Richard received a Master of Science degree in public relations from the American University in 1978 and subsequently served as adjunct professor of public relations at the university, teaching graduate level courses in government and public relations.

Edith went to work in 1974 for the General Nutrition Company as a clerk in the Springfield, Va., mall store, becoming store manager and then district manager before serving as a manager of Faces Restaurant in Crystal City, Va., from 1979 to 1982. In 1982, she was hired by the United States Senate Office of Technology Assessment and served as the conference coordinator for the agency's production of technical studies and reports until her retirement from the federal government in 1985.

Dick and Edie (to all who knew and loved them) were active in civil rights issues for many years and participants in demonstrations and protests in Washington, D.C., during that turbulent time. They also strenuously opposed America's involvement in the Vietnam War and were actively engaged in protests against it.
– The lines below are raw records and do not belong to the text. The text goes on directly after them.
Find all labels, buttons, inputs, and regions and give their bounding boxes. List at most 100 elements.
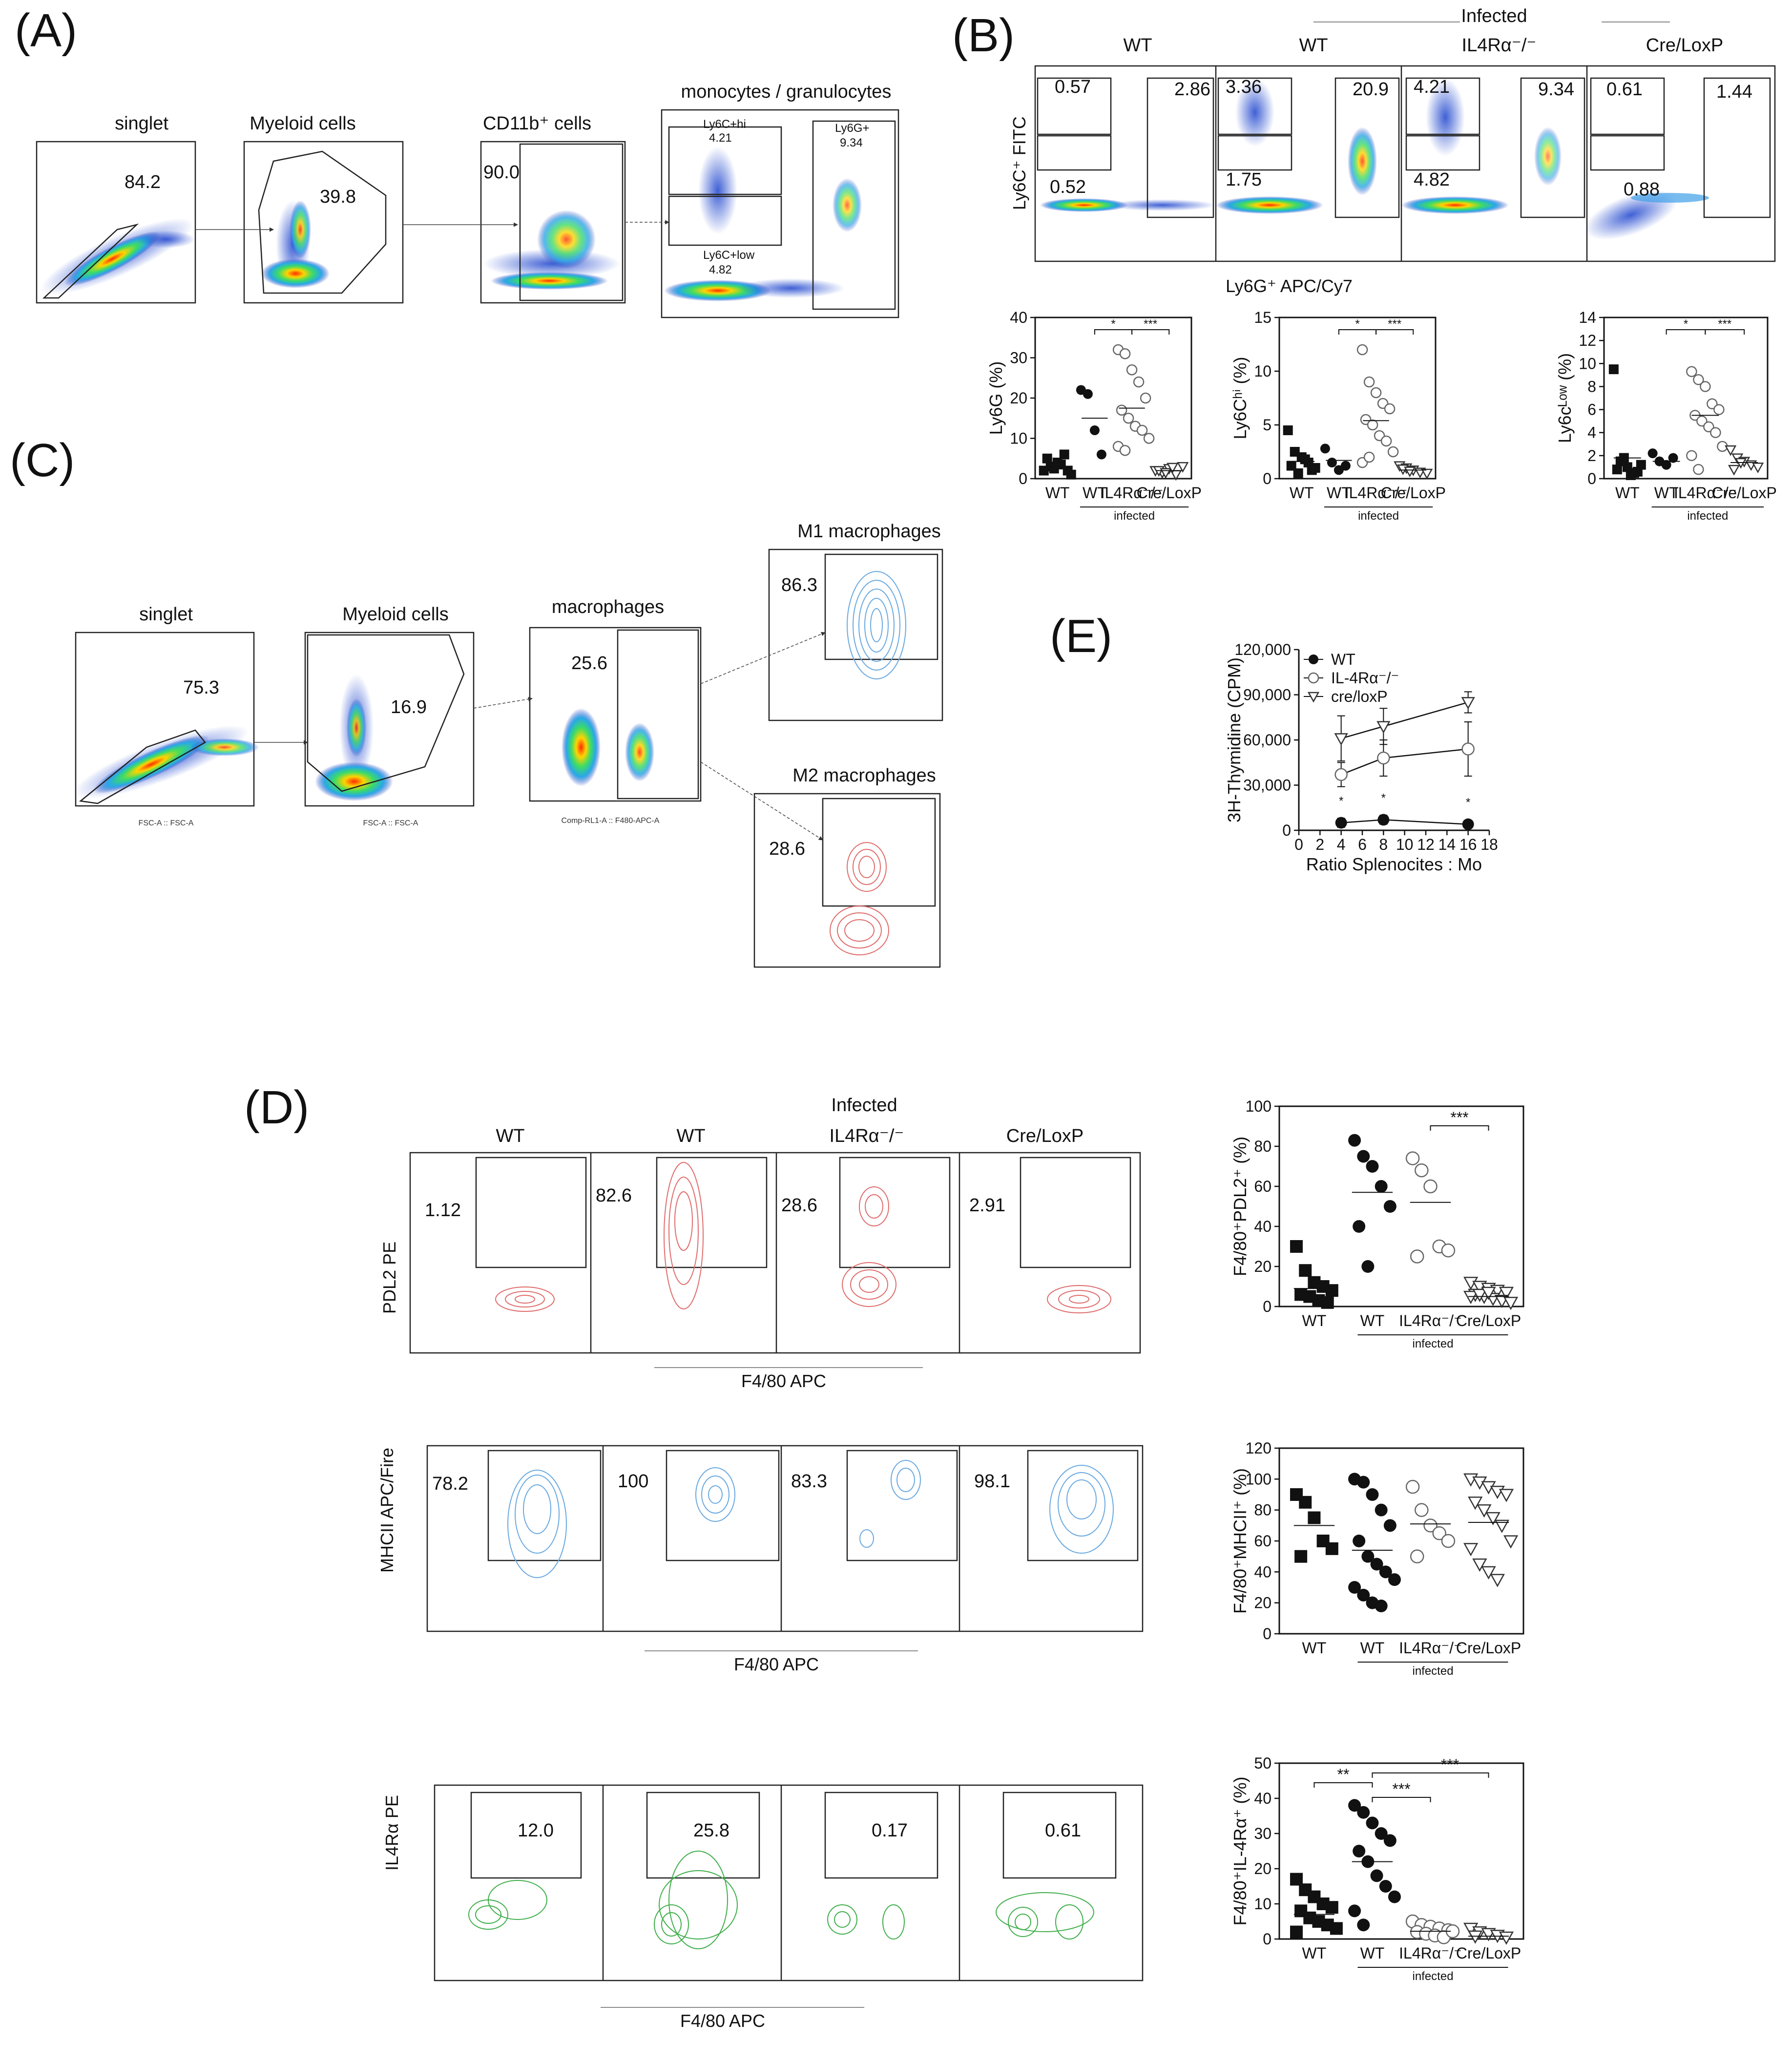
x-tick-label: 10 bbox=[1396, 836, 1414, 853]
x-category-label: Cre/LoxP bbox=[1456, 1944, 1521, 1962]
data-point bbox=[1299, 1264, 1312, 1277]
data-point bbox=[1366, 1488, 1379, 1501]
panel-d-row-pdl2: PDL2 PE F4/80 APC 1.12 82.6 28.6 2.91 bbox=[379, 1152, 1141, 1391]
data-point bbox=[1119, 348, 1131, 359]
plot-frame bbox=[1278, 1762, 1524, 1940]
data-point bbox=[1300, 454, 1310, 464]
plot-title: CD11b⁺ cells bbox=[483, 113, 591, 134]
data-point bbox=[1330, 1922, 1343, 1935]
y-tick-label: 40 bbox=[1254, 1218, 1271, 1235]
y-tick-label: 10 bbox=[1010, 430, 1027, 447]
data-point bbox=[1361, 1550, 1375, 1563]
data-point bbox=[1119, 445, 1131, 456]
data-point bbox=[1485, 1512, 1500, 1526]
panel-d-row-il4ra: IL4Rα PE F4/80 APC 12.0 25.8 bbox=[382, 1784, 1144, 2031]
data-point bbox=[1410, 1249, 1424, 1264]
data-point bbox=[1612, 464, 1622, 475]
gate-value: 86.3 bbox=[781, 575, 817, 595]
group-header: WT bbox=[1299, 35, 1328, 56]
x-tick-label: 8 bbox=[1379, 836, 1388, 853]
x-category-label: WT bbox=[1327, 484, 1351, 502]
x-tick-label: 12 bbox=[1417, 836, 1435, 853]
data-point bbox=[1494, 1519, 1509, 1533]
data-point bbox=[1357, 1476, 1370, 1489]
plot-frame bbox=[1278, 316, 1437, 480]
data-point bbox=[1325, 1901, 1338, 1914]
data-point bbox=[1307, 465, 1317, 475]
x-category-label: IL4Rα⁻/⁻ bbox=[1345, 484, 1408, 502]
data-point bbox=[1713, 404, 1725, 415]
singlet-gate bbox=[79, 729, 206, 804]
x-category-label: WT bbox=[1302, 1944, 1327, 1962]
data-point bbox=[1123, 413, 1134, 424]
x-tick-label: 0 bbox=[1294, 836, 1303, 853]
data-point bbox=[1647, 448, 1658, 459]
data-point bbox=[1293, 468, 1303, 478]
legend-label: WT bbox=[1331, 651, 1355, 668]
gate-value: 78.2 bbox=[432, 1474, 468, 1494]
data-point bbox=[1375, 1600, 1388, 1612]
y-tick-label: 8 bbox=[1587, 378, 1596, 395]
x-category-label: WT bbox=[1045, 484, 1070, 502]
plot-title: singlet bbox=[115, 113, 168, 134]
data-point bbox=[1325, 1284, 1338, 1297]
data-point bbox=[1472, 1558, 1487, 1572]
plot-frame bbox=[1278, 1447, 1524, 1635]
data-point bbox=[1321, 1296, 1334, 1309]
ly6g-value: 9.34 bbox=[1538, 79, 1574, 100]
data-point bbox=[1707, 398, 1718, 410]
panel-d-row-mhcii: MHCII APC/Fire F4/80 APC 78.2 100 83.3 9… bbox=[377, 1445, 1144, 1674]
data-point bbox=[1363, 451, 1375, 463]
ly6c-low-value: 4.82 bbox=[1414, 169, 1450, 190]
y-tick-label: 0 bbox=[1019, 470, 1027, 487]
gate-value: 84.2 bbox=[125, 172, 161, 192]
ly6g-value: 1.44 bbox=[1716, 82, 1752, 102]
data-point bbox=[1696, 415, 1708, 427]
y-tick-label: 40 bbox=[1010, 309, 1027, 326]
gate-value: 100 bbox=[618, 1471, 648, 1492]
significance-label: * bbox=[1111, 317, 1115, 331]
cd11b-gate bbox=[519, 143, 624, 301]
data-point bbox=[1380, 435, 1392, 447]
data-point bbox=[1432, 1526, 1446, 1540]
group-header: WT bbox=[676, 1126, 705, 1146]
data-point bbox=[1140, 392, 1151, 404]
x-category-label: IL4Rα⁻/⁻ bbox=[1399, 1312, 1462, 1329]
gate-label: Ly6G+ bbox=[835, 122, 870, 135]
data-point bbox=[1405, 1479, 1420, 1494]
significance-label: *** bbox=[1392, 1780, 1410, 1798]
x-tick-label: 4 bbox=[1337, 836, 1346, 853]
panel-c: (C) singlet 75.3 FSC-A :: FSC-A Myeloid … bbox=[10, 434, 943, 968]
plot-title: macrophages bbox=[552, 597, 664, 617]
infected-label: infected bbox=[1412, 1337, 1453, 1350]
plot-title: Myeloid cells bbox=[250, 113, 356, 134]
data-point bbox=[1370, 387, 1382, 399]
panel-d: (D) Infected WT WT IL4Rα⁻/⁻ Cre/LoxP PDL… bbox=[244, 1081, 1144, 2031]
infected-label: infected bbox=[1412, 1970, 1453, 1983]
y-tick-label: 10 bbox=[1254, 362, 1271, 380]
significance-label: *** bbox=[1144, 317, 1157, 331]
y-tick-label: 30 bbox=[1010, 349, 1027, 367]
group-header: IL4Rα⁻/⁻ bbox=[830, 1126, 904, 1146]
group-header: IL4Rα⁻/⁻ bbox=[1462, 35, 1537, 56]
x-category-label: WT bbox=[1654, 484, 1679, 502]
data-point bbox=[1472, 1288, 1487, 1302]
data-point bbox=[1334, 733, 1348, 746]
infected-label: infected bbox=[1687, 509, 1728, 523]
data-point bbox=[1290, 1925, 1303, 1939]
data-point bbox=[1353, 1535, 1366, 1547]
gate-value: 25.6 bbox=[571, 653, 607, 674]
y-tick-label: 6 bbox=[1587, 401, 1596, 419]
data-point bbox=[1327, 458, 1337, 467]
panel-a-label: (A) bbox=[15, 4, 77, 57]
singlet-gate bbox=[42, 223, 139, 299]
myeloid-gate bbox=[258, 150, 387, 294]
data-point bbox=[1423, 1518, 1438, 1533]
x-category-label: WT bbox=[1083, 484, 1107, 502]
y-tick-label: 30,000 bbox=[1243, 777, 1291, 794]
series-line bbox=[1341, 819, 1468, 825]
y-tick-label: 60 bbox=[1254, 1532, 1271, 1550]
data-point bbox=[1325, 1542, 1338, 1555]
y-tick-label: 80 bbox=[1254, 1501, 1271, 1519]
Dick and Edie had three children - Charles Rice, born in 1957, of Westminster, Md .; David Brian, 1958, North Garden, Va .; and Liisa Eskola, 1961, Charlottesville, Va. - and seven grandchildren. They were opera enthusiasts and took opera tours to the Czech Republic, Austria, Hungary and Italy, as well as traveling to Great Britain, Finland, Zambia, Zimbabwe, Malawi, Botswana, Mexico and the Virgin Islands.

Upon retirement, Dick and Edie moved to Ewen, where they had a home on 80 acres that formerly was part of the farm on which she grew up. They spent the winters in St. Michaels on the Eastern Shore of Maryland and in 1997 organized together with neighbors the St. Michaels Preservation Coalition which successfully opposed intensive residential and commercial development in that environmentally fragile Chesapeake Bay area. They sold their house in St. Michaels in 2002 and moved to a condominium one block from the downtown mall in Charlottesville, Va.

In 2011, they sold the condominium and moved full-time to the house in the Upper Peninsula of Michigan. With their health increasingly fragile, in early May 2018 they moved from the Upper Peninsula back to Charlottesville to share a house with their daughter, Liisa.

They passed away of different causes less than one day apart after being together for 65 years.

There will be no funeral service, but the family is planning a memorial service near Ewen.